Der Brigadier (stehend) und seine Frau (vorne rechts) vor dem Militärgericht in Lausanne, 17. Juni 1977 © KEYSTONE.
Der Brigadier (stehend) und seine Frau (vorne rechts) vor dem Militärgericht in Lausanne, 17. Juni 1977 © KEYSTONE.

25.3.1910 Biel, 29.1.1992 Bern, reformiert, von Les Brenets und Mont-Tramelan. Sohn des Alfred Jeanmaire, Architekten und Kavallerieobersten, und der Adèle Lucie geborene Mauley. 1943 Marie-Louise Burtscher, Tochter des Jules Burtscher, Linguistikprofessors und Übersetzers in Feodosia (Krim), der 1919 von den Bolschewiken ausgewiesen worden war. Jean-Louis Jeanmaire studierte an der Eidgenössischen Technischen Hochschule (ETH) in Zürich Architektur (1934 Diplom). Er diente ab 1940 als Infanterie-Instruktionsoffizier und ab 1943 als Offizier im Generalstab. Er kommandierte 1947-1950, ab 1948 als Major, ein Füsilierbataillon und 1956-1957 ein Infanterieregiment und wurde 1957 zum Obersten befördert.

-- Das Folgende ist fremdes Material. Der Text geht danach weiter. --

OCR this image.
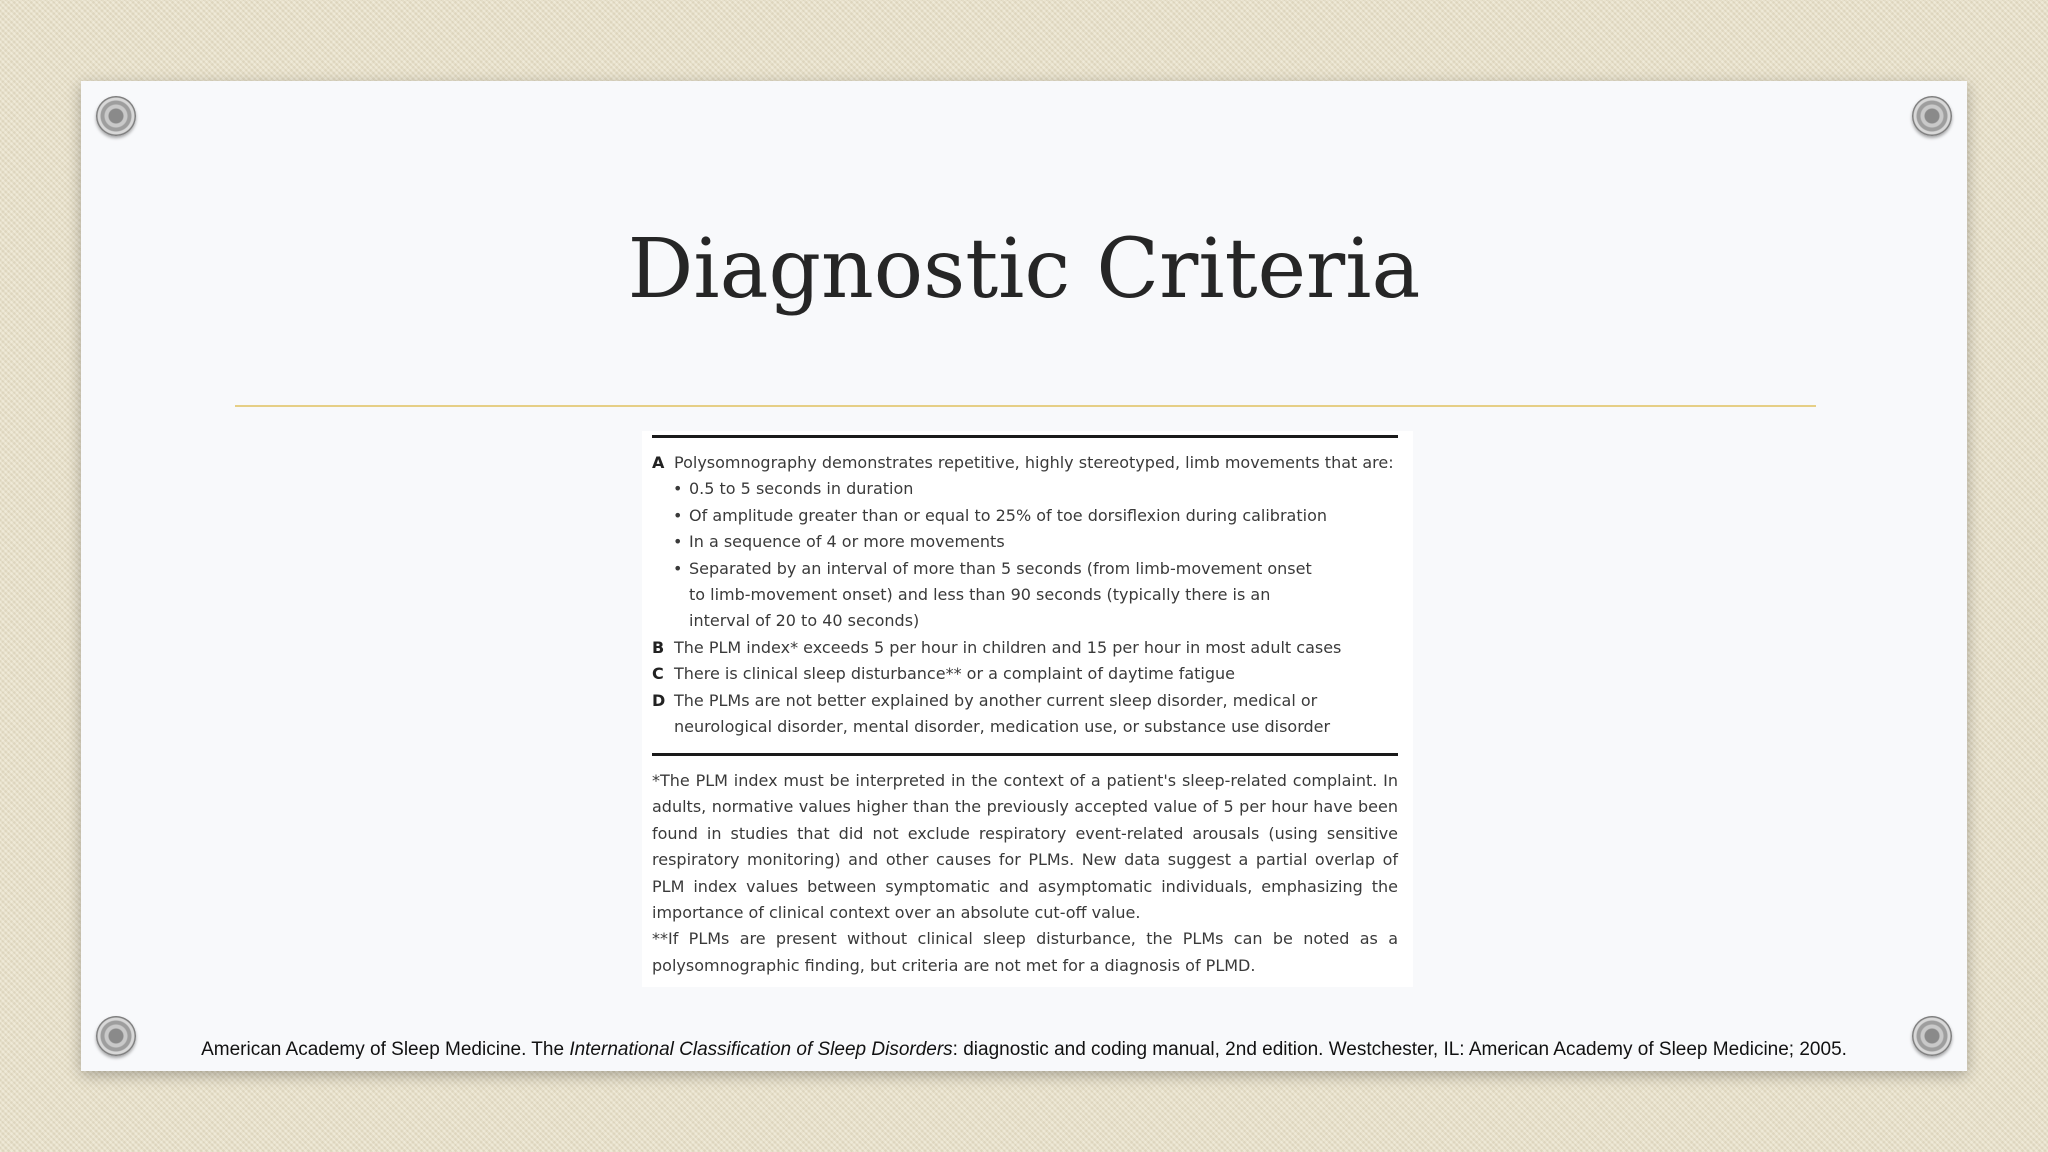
Diagnostic Criteria
A Polysomnography demonstrates repetitive, highly stereotyped, limb movements that are:
• 0.5 to 5 seconds in duration
• Of amplitude greater than or equal to 25% of toe dorsiflexion during calibration
• In a sequence of 4 or more movements
• Separated by an interval of more than 5 seconds (from limb-movement onset to limb-movement onset) and less than 90 seconds (typically there is an interval of 20 to 40 seconds)
B The PLM index* exceeds 5 per hour in children and 15 per hour in most adult cases
C There is clinical sleep disturbance** or a complaint of daytime fatigue
D The PLMs are not better explained by another current sleep disorder, medical or neurological disorder, mental disorder, medication use, or substance use disorder

*The PLM index must be interpreted in the context of a patient's sleep-related complaint. In adults, normative values higher than the previously accepted value of 5 per hour have been found in studies that did not exclude respiratory event-related arousals (using sensitive respiratory monitoring) and other causes for PLMs. New data suggest a partial overlap of PLM index values between symptomatic and asymptomatic individuals, emphasizing the importance of clinical context over an absolute cut-off value.

**If PLMs are present without clinical sleep disturbance, the PLMs can be noted as a polysomnographic finding, but criteria are not met for a diagnosis of PLMD.

American Academy of Sleep Medicine. The International Classification of Sleep Disorders: diagnostic and coding manual, 2nd edition. Westchester, IL: American Academy of Sleep Medicine; 2005.
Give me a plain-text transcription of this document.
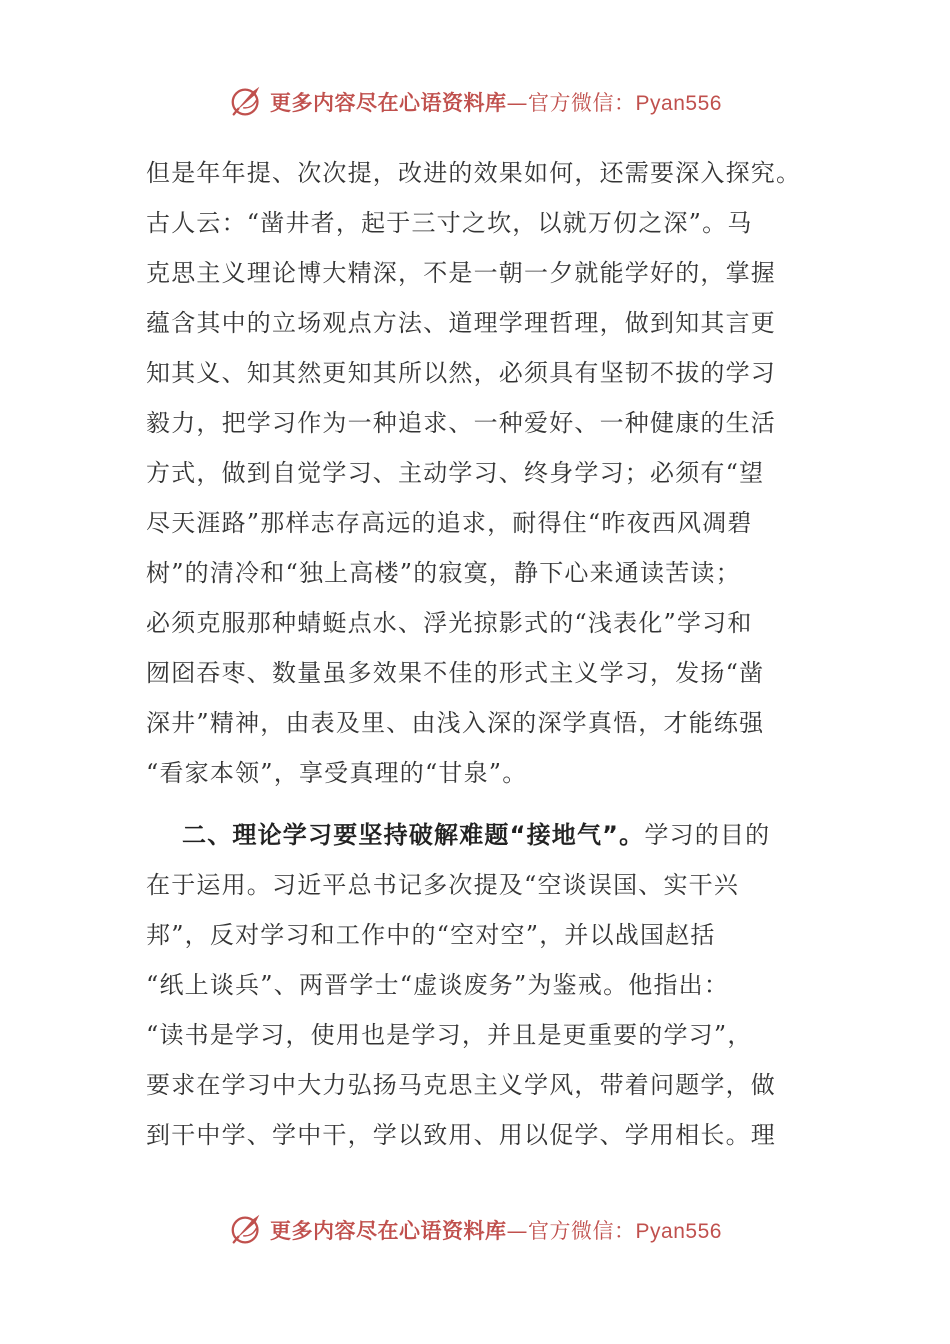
更多内容尽在心语资料库—官方微信：Pyan556

但是年年提、次次提，改进的效果如何，还需要深入探究。
古人云：“凿井者，起于三寸之坎，以就万仞之深”。马
克思主义理论博大精深，不是一朝一夕就能学好的，掌握
蕴含其中的立场观点方法、道理学理哲理，做到知其言更
知其义、知其然更知其所以然，必须具有坚韧不拔的学习
毅力，把学习作为一种追求、一种爱好、一种健康的生活
方式，做到自觉学习、主动学习、终身学习；必须有“望
尽天涯路”那样志存高远的追求，耐得住“昨夜西风凋碧
树”的清冷和“独上高楼”的寂寞，静下心来通读苦读；
必须克服那种蜻蜓点水、浮光掠影式的“浅表化”学习和
囫囵吞枣、数量虽多效果不佳的形式主义学习，发扬“凿
深井”精神，由表及里、由浅入深的深学真悟，才能练强
“看家本领”，享受真理的“甘泉”。

二、理论学习要坚持破解难题“接地气”。学习的目的
在于运用。习近平总书记多次提及“空谈误国、实干兴
邦”，反对学习和工作中的“空对空”，并以战国赵括
“纸上谈兵”、两晋学士“虚谈废务”为鉴戒。他指出：
“读书是学习，使用也是学习，并且是更重要的学习”，
要求在学习中大力弘扬马克思主义学风，带着问题学，做
到干中学、学中干，学以致用、用以促学、学用相长。理

更多内容尽在心语资料库—官方微信：Pyan556
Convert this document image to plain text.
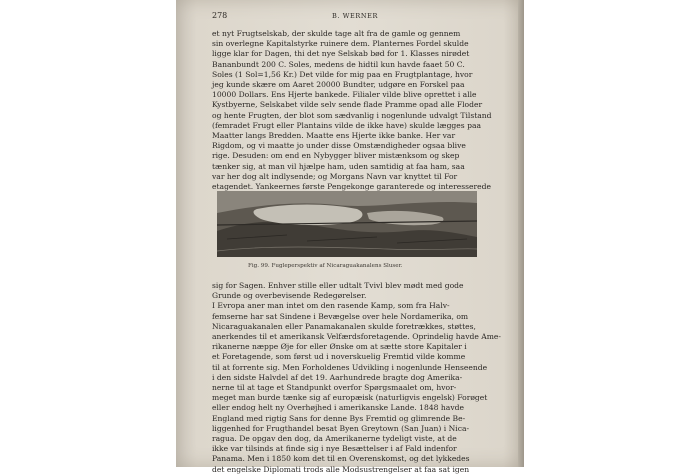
278	B. WERNER
et nyt Frugtselskab, der skulde tage alt fra de gamle og gennem
sin overlegne Kapitalstyrke ruinere dem. Planternes Fordel skulde
ligge klar for Dagen, thi det nye Selskab bød for 1. Klasses nirødet
Bananbundt 200 C. Soles, medens de hidtil kun havde faaet 50 C.
Soles (1 Sol=1,56 Kr.) Det vilde for mig paa en Frugtplantage, hvor
jeg kunde skære om Aaret 20000 Bundter, udgøre en Forskel paa
10000 Dollars. Ens Hjerte bankede. Filialer vilde blive oprettet i alle
Kystbyerne, Selskabet vilde selv sende flade Pramme opad alle Floder
og hente Frugten, der blot som sædvanlig i nogenlunde udvalgt Tilstand
(femradet Frugt eller Plantains vilde de ikke have) skulde lægges paa
Maatter langs Bredden. Maatte ens Hjerte ikke banke. Her var
Rigdom, og vi maatte jo under disse Omstændigheder ogsaa blive
rige. Desuden: om end en Nybygger bliver mistænksom og skep
tænker sig, at man vil hjælpe ham, uden samtidig at faa ham, saa
var her dog alt indlysende; og Morgans Navn var knyttet til For
etagendet. Yankeernes første Pengekonge garanterede og interesserede
Fig. 99. Fugleperspektiv af Nicaraguakanalens Sluser.
sig for Sagen. Enhver stille eller udtalt Tvivl blev mødt med gode
Grunde og overbevisende Redegørelser.
I Evropa aner man intet om den rasende Kamp, som fra Halv-
femserne har sat Sindene i Bevægelse over hele Nordamerika, om
Nicaraguakanalen eller Panamakanalen skulde foretrækkes, støttes,
anerkendes til et amerikansk Velfærdsforetagende. Oprindelig havde Ame-
rikanerne næppe Øje for eller Ønske om at sætte store Kapitaler i
et Foretagende, som først ud i noverskuelig Fremtid vilde komme
til at forrente sig. Men Forholdenes Udvikling i nogenlunde Henseende
i den sidste Halvdel af det 19. Aarhundrede bragte dog Amerika-
nerne til at tage et Standpunkt overfor Spørgsmaalet om, hvor-
meget man burde tænke sig af europæisk (naturligvis engelsk) Forøget
eller endog helt ny Overhøjhed i amerikanske Lande. 1848 havde
England med rigtig Sans for denne Bys Fremtid og glimrende Be-
liggenhed for Frugthandel besat Byen Greytown (San Juan) i Nica-
ragua. De opgav den dog, da Amerikanerne tydeligt viste, at de
ikke var tilsinds at finde sig i nye Besættelser i af Fald indenfor
Panama. Men i 1850 kom det til en Overenskomst, og det lykkedes
det engelske Diplomati trods alle Modsustrengelser at faa sat igen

Jeanmaire fungierte 1958-1961 als Generalstabschef der Territorialzone 4, ab 1957 als Instruktor der Luftschutztruppen (Rettungstruppen), 1962-1968 als Sektionschef im Bundesamt für Territorialdienst und Luftschutztruppen sowie 1969-1975 als Brigadier und Leiter des Bundesamtes für Luftschutztruppen. Von 1939-1976, also während seiner gesamten Offizierslaufbahn, hatte er auch Lehraufträge an der Militärschule der ETH Zürich inne.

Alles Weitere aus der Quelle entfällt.